There is so much more. Including the principles of the Reagan approach, as articulated by Feldstein. Monetarism, in the Friedman tradition, and as implemented by Paul Volcker, came in for particular attention.

The fundamental guiding principle of the Administration's approach to monetary policy is that the rate of growth of the money stock should be reduced gradually until the rate is consistent with price stability. This principle is consistent with the general approach enunciated in recent years by the independent Federal Reserve.
We don't hear about the money stock so much any more. Primarily because they tried and failed to control it. The attempts to constrain it led to the high double digit interest rates, and combined with other Reagan policies to promote double digit unemployment, which eventually did lead to lower inflation. Oddly, the crude crushing of inflation, the explosion of deficits and borrowing resulting from the Reagan tax cuts and the blunderbuss approach to industrial policy left the room when Feldstein talked about the exploding trade deficit, even though he blames it on an appreciation of the dollar. What else can the dollar do when you put a huge price on it yourselves with high interest rates and the rest?

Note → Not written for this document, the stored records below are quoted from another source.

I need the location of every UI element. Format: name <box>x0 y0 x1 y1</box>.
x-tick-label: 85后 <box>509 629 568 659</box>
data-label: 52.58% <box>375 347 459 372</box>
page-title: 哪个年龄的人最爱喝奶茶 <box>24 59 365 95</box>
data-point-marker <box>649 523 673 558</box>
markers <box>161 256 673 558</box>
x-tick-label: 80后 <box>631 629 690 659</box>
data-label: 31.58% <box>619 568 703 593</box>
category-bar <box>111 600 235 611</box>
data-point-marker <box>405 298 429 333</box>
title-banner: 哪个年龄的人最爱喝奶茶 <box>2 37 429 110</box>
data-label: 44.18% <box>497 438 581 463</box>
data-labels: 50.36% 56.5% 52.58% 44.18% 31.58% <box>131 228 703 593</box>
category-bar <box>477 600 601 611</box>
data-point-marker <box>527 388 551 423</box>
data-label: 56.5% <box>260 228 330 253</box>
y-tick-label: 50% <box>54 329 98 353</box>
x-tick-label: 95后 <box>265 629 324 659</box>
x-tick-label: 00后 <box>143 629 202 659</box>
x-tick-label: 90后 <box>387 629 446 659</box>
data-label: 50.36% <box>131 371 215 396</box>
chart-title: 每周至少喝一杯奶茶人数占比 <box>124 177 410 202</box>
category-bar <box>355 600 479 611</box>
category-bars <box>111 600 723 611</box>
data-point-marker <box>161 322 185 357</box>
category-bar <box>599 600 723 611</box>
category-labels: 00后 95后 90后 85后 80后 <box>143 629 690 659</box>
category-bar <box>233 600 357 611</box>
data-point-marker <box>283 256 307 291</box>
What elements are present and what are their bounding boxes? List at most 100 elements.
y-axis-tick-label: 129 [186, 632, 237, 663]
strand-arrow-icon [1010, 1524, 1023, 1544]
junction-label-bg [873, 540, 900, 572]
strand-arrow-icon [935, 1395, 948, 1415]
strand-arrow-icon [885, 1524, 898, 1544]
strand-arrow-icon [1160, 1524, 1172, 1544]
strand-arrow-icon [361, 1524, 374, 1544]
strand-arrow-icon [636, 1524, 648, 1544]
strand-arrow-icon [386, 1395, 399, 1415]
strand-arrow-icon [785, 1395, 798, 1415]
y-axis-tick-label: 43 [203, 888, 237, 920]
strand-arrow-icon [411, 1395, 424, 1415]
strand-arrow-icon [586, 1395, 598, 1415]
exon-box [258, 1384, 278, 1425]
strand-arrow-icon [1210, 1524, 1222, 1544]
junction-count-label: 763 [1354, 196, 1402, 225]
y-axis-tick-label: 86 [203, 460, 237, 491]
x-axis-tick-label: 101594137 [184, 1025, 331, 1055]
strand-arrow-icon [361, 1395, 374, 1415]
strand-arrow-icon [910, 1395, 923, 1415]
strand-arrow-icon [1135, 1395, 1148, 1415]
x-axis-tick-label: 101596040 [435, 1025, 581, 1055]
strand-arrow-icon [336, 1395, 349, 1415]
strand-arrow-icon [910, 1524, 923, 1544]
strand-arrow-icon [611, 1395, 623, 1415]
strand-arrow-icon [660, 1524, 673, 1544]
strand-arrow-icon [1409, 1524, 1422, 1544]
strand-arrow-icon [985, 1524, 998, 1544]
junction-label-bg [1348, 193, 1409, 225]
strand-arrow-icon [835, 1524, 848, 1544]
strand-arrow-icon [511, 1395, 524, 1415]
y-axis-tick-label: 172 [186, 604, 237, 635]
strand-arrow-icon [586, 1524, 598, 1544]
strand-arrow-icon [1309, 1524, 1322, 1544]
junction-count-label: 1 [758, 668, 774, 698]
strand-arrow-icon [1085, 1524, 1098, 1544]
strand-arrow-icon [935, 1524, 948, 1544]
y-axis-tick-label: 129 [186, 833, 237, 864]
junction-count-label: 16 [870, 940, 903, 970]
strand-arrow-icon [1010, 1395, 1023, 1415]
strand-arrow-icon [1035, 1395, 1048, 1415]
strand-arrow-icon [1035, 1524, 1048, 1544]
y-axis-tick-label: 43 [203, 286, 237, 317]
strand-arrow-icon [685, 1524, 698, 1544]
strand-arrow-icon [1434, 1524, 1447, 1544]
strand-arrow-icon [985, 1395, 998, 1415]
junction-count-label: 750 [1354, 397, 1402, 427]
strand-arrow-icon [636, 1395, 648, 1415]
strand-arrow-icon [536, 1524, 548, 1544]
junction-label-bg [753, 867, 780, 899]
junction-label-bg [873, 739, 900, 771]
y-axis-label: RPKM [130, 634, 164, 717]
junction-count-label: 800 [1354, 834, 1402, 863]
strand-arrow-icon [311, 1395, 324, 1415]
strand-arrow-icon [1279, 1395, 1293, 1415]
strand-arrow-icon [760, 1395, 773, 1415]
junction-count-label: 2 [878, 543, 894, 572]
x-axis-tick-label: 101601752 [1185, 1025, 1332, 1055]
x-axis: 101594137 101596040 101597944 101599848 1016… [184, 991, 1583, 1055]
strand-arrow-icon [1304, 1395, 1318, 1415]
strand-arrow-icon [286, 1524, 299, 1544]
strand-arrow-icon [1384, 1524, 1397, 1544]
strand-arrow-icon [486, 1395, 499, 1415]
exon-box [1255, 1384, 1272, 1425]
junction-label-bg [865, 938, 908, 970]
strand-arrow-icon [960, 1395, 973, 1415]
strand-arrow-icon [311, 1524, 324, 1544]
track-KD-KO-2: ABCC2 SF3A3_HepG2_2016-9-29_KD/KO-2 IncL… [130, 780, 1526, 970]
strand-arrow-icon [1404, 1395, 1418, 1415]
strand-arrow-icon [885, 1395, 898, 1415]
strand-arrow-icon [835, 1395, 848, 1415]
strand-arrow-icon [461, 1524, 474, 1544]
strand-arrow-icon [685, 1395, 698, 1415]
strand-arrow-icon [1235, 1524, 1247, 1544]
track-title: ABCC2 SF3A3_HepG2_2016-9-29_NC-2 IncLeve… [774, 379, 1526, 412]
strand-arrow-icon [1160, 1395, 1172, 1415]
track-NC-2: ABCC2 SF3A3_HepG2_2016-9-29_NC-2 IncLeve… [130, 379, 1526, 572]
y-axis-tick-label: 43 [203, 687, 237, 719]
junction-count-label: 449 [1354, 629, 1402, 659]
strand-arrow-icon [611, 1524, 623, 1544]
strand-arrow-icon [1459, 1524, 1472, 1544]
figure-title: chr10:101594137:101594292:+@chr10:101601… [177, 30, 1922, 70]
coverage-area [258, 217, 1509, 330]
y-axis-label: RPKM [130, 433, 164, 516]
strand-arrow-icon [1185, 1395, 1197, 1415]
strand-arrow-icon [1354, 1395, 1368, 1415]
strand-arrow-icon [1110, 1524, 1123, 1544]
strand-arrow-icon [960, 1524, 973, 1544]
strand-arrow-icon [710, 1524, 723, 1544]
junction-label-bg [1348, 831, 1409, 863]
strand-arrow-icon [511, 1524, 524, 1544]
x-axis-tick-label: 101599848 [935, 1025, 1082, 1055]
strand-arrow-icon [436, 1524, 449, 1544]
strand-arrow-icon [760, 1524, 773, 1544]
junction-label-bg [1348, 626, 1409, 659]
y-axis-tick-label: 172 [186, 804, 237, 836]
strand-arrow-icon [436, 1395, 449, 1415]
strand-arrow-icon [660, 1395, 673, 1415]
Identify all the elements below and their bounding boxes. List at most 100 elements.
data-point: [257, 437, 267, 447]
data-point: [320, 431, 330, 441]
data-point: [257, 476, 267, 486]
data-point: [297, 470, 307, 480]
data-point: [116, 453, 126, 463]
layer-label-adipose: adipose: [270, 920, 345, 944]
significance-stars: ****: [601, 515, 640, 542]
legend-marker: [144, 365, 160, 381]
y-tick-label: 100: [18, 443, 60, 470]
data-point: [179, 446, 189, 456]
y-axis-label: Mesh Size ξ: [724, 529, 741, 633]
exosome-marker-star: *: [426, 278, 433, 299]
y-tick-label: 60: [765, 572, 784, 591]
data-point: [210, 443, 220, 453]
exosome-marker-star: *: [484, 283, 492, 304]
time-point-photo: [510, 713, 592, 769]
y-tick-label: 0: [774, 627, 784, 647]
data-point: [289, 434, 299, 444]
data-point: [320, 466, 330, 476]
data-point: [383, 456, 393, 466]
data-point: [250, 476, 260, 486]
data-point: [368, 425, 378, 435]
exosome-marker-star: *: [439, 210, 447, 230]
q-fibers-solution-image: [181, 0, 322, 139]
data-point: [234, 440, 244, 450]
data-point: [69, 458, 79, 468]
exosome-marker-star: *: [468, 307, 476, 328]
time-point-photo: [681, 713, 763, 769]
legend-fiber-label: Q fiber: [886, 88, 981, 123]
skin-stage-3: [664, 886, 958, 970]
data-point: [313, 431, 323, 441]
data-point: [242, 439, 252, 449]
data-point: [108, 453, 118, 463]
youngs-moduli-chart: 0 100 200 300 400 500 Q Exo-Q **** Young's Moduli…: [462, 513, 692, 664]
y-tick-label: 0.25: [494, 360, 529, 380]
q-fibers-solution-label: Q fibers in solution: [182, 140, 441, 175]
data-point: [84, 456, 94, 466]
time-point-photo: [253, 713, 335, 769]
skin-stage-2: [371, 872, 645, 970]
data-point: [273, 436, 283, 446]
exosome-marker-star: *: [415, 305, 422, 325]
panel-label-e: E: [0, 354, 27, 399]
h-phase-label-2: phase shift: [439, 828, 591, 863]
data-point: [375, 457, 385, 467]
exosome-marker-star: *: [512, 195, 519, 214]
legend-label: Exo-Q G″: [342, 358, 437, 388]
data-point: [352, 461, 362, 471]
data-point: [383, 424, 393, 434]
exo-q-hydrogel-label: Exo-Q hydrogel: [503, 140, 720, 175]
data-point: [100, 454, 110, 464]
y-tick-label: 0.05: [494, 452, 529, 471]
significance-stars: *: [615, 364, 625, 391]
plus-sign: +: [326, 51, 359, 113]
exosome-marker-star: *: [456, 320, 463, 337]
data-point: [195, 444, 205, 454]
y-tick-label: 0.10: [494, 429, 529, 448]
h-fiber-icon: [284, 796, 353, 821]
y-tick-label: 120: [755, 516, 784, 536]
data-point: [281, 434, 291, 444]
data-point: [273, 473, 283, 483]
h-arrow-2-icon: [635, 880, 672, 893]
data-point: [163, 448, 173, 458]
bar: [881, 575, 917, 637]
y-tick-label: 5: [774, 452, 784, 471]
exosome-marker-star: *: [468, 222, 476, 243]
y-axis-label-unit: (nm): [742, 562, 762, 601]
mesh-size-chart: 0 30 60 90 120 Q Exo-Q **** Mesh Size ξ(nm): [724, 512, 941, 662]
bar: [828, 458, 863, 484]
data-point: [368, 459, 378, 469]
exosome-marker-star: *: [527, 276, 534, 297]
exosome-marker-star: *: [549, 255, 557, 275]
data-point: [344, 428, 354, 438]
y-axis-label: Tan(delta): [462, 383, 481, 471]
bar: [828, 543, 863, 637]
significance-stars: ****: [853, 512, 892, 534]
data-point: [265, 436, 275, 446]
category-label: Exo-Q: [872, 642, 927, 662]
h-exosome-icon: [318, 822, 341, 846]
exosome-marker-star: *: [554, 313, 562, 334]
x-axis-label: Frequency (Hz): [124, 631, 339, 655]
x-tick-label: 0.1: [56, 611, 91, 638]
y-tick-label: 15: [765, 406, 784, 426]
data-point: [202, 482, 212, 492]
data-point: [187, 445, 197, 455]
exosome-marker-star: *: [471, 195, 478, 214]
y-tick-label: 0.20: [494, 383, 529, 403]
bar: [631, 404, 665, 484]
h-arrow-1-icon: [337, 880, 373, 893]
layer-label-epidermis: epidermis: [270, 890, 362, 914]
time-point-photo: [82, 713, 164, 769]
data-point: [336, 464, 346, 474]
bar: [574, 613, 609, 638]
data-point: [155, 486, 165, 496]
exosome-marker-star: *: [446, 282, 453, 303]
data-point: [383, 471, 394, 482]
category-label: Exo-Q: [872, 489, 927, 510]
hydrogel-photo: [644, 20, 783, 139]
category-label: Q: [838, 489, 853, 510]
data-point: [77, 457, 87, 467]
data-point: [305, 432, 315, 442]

The second principle of the Administration's economic strategy was to reduce government spending, quite antithetical to the Keyserling balanced growth prescription. The third principle was to reduce taxes and restructure the tax system, which we covered. And the fourth was to wring their hands about deficits, using it as further reasons to cut domestic spending, which never -- oddly -- did reduce deficits.

In any event, we'd love to do more here. This is the beginning of the stagnation. The presidents following Reagan have all been more or less conservative. All have made increasing capacity a primary economic stimulus program and none have supported consumption, by which Demand Side means consumption of both private and public goods, or Federal outlays. Reagan himself began raising taxes after 1984, since it was difficult to bemoan historically high deficits when they happened on his watch unless he did something about them.

Growth rates declined, unemployment rose, de-industrialization continued apace, incomes stagnated, inequality soared, the rich got richer, debt at public and private levels rose, the deregulation of the financial industry led first to the S&L debacle and then to the far worse Great Financial Crisis.

And we come to 2013, where we sit in frustration along with the ghost of Leon Keyserling, looking at austerity tried over and over again and never working, at least for the economy as a whole and the middle class. So it goes.